As part of its release of the two Llama 3 variants, Meta said that it was introducing new trust and safety tools, such as Llama Guard 2, Code Shield, and CyberSec Eval 2.

While Llama Guard 2 is a safeguard model that developers can use as an extra layer to reduce the likelihood their model will generate outputs that aren’t aligned with their intended guidelines, Code Shield is a tool targeted at developers to help reduce the chance of generating potentially insecure code.

On the other hand, CyberSecEval, which is designed to help developers evaluate any cybersecurity risks with code generated by LLMs, has been updated with a new capability. “Cybersec Eval 2 expands on its predecessor by measuring an LLM’s susceptibility to prompt injection, automated offensive cybersecurity capabilities, and propensity to abuse a code interpreter, in addition to the existing evaluations for insecure coding practices,” the company said. In order to showcase the power of its new LLMs, the company has also released a new AI assistant, underpinned by the new models, that can be accessed via its Facebook, Instagram, and WhatsApp platforms. A separate webpage has been designed to help users access the assistant as well.

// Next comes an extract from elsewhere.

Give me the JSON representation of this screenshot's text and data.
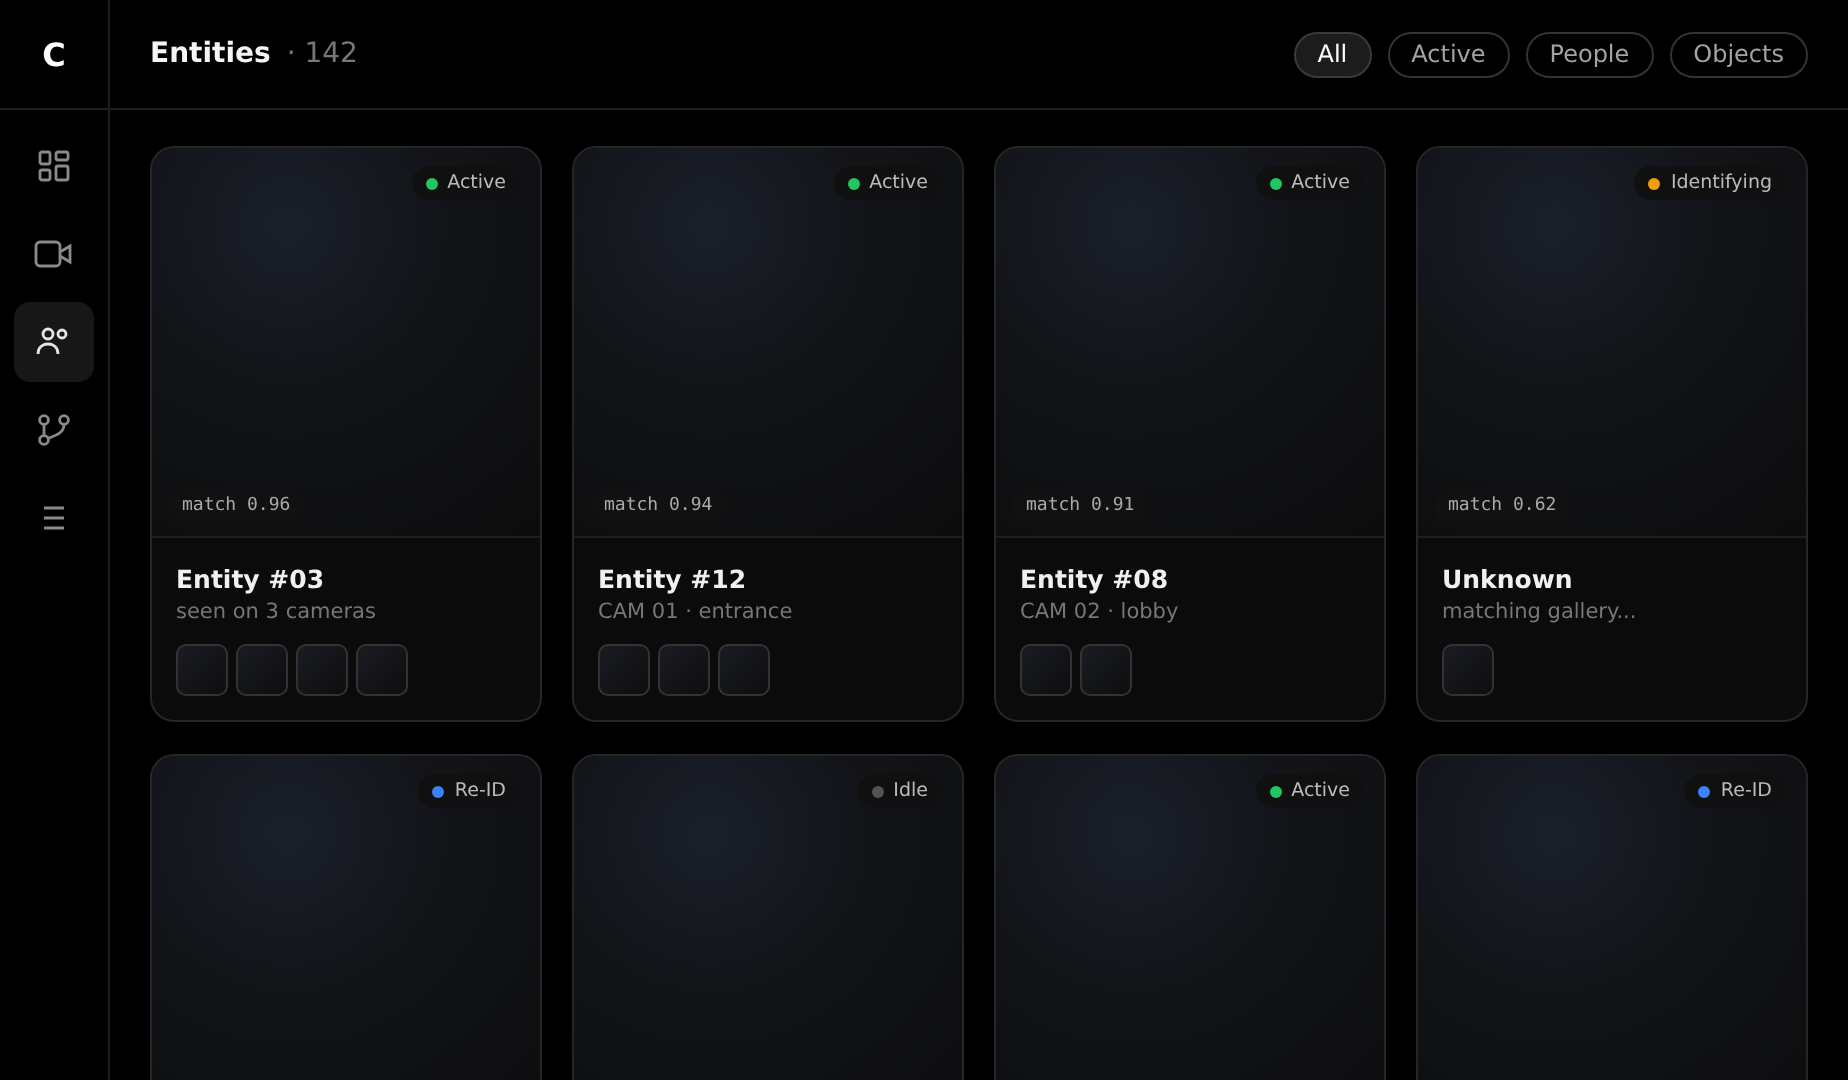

The company is already working on variants of Llama 3, which have over 400 billion parameters. Meta said it will release these variants in the coming months as their effective training is completed.

Llama 3 models have been made available on AWS, Hugging Face, IBM WatsonX, Microsoft Azure, Google Cloud, and Nvidia NIM.

Other vendors, such as Databricks, Kaggle, and Snowflake will offer the latest models as well. In terms of hardware for training, inferencing, and AI-related tasks, Llama 3 will be supported by AMD, AWS, Dell, Intel, Nvidia, and Qualcomm.